Another real estate consultancy, Core, said that it expects around 28,500 units to complete this year, stating that prices and rents “will remain under pressure” given the existing vacant or unsold stock in the market.
Kassabieh said that for luxury developers, particularly, there will be pressure to make sure units are sold either before or as they complete.
“Developers will need to opt for payment plans just to get rid of the units. If they hold for too long, especially the ones that are advertised as luxurious, these units will depreciate very fast.”
Ansari predicts that 2019 “is going to be another tough year” for the Dubai real estate market in particular.
“The supply overhang will continue to play on sentiment.
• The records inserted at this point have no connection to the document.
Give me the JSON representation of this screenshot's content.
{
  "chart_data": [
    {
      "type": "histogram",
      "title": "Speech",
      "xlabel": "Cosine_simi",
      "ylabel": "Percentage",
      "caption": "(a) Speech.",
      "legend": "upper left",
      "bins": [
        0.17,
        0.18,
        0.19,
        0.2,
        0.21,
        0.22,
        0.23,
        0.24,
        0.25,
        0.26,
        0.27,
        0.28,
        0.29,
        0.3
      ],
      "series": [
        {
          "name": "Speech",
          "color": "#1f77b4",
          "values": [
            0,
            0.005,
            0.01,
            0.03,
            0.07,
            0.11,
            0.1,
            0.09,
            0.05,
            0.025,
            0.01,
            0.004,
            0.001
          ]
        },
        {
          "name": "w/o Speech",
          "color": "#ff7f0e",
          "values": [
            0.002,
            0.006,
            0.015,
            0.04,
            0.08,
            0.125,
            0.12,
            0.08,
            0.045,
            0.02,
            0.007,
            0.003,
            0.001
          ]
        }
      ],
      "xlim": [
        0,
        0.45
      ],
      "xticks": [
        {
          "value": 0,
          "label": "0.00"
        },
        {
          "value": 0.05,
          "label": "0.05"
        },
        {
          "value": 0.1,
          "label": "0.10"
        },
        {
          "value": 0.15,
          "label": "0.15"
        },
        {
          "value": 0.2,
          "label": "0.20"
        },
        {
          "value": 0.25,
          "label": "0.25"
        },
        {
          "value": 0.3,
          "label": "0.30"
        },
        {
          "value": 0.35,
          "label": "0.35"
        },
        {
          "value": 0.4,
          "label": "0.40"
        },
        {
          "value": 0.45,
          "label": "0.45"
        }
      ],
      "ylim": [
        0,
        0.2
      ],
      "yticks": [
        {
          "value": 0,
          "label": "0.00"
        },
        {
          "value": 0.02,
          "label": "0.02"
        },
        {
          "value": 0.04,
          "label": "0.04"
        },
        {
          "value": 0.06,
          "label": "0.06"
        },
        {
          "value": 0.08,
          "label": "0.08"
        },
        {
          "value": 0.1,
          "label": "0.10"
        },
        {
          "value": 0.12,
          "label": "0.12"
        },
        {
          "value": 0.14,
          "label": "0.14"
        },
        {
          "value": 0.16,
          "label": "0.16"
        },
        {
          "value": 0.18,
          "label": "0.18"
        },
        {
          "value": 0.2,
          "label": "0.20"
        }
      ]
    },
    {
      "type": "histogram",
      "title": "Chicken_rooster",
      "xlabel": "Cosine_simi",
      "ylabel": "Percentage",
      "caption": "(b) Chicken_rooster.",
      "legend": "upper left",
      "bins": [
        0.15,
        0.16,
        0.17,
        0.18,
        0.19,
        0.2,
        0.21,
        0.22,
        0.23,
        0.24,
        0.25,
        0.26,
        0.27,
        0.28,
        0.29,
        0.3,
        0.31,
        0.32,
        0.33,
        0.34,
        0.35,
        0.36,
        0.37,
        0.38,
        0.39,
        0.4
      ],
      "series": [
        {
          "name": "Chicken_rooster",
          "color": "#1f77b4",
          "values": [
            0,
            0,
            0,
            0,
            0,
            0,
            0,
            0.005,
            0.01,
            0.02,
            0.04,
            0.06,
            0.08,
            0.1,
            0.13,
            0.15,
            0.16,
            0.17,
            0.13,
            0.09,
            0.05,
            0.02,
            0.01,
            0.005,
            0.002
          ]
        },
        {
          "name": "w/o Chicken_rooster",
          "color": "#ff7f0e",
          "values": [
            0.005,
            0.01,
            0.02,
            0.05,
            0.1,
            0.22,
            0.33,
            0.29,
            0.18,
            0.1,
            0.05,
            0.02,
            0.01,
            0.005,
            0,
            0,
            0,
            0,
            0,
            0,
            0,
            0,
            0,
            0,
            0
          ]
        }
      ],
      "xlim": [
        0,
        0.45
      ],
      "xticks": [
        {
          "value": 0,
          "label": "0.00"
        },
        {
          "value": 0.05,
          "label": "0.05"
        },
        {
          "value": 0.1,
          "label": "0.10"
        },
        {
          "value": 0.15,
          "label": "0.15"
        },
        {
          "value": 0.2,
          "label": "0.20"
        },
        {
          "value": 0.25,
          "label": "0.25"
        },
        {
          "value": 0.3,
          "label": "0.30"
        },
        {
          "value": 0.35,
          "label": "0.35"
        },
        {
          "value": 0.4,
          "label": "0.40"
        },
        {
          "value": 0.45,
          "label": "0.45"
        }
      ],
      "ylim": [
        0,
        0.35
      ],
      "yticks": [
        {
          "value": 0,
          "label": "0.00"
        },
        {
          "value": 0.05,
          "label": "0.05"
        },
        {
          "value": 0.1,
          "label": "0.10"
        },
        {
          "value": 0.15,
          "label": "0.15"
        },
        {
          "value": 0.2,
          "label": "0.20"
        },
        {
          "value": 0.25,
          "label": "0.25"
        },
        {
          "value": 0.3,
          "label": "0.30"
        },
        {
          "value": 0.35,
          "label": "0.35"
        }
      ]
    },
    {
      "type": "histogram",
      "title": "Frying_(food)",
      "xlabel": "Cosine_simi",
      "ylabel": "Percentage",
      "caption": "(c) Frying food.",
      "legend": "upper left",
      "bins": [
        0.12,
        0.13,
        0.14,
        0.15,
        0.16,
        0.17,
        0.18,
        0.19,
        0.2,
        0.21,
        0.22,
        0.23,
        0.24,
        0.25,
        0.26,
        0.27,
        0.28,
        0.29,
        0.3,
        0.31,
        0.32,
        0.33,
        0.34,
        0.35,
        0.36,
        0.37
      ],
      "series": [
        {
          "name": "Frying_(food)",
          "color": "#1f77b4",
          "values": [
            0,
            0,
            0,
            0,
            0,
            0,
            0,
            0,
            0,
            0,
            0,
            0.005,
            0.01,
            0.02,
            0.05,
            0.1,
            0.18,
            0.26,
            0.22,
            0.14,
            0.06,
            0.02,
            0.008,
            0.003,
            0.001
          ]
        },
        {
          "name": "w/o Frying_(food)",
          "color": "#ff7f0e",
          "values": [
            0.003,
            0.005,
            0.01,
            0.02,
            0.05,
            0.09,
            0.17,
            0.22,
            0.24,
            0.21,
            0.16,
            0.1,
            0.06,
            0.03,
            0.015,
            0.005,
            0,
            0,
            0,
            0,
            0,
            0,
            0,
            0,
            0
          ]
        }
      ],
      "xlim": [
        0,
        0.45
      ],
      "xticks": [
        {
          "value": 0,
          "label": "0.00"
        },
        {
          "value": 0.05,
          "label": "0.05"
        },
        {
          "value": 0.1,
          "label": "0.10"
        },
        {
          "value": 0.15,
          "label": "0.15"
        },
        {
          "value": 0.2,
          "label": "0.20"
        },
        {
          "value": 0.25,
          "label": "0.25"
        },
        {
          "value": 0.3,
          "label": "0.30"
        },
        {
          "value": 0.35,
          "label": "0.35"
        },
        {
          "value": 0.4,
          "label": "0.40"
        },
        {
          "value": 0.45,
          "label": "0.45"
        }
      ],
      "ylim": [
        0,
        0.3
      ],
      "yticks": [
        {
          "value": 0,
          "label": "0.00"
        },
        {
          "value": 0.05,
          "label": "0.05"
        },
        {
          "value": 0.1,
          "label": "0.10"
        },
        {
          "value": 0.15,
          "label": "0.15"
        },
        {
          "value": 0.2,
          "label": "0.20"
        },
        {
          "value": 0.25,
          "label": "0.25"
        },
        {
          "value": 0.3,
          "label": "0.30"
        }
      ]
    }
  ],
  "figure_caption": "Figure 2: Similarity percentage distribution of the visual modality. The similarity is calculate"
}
It’s difficult to imagine prices recovering in 2019 – at best, they can bottom out and maintain that trajectory before we start seeing traction in a couple of years,” he argued.
Even so, he believes that the decline in valuation experienced by some developers has been overdone.
“Things are not as bad as stock prices reflect,” Ansari said.
Century Financial’s John agrees. He said that the pause in interest rate hikes by the US Federal Reserve and a more dovish approach by the European central bank will mean investors “are likely to increase inflows to high-yielding rental assets like those in (the) UAE, which have suffered a significant price correction”.
Kassabieh maintains that fortunes may be more easily sought outside the Emirates.
“If we see some investments being done by these local companies in Saudi or in Europe – maybe in China – that would also be interesting,” he argued.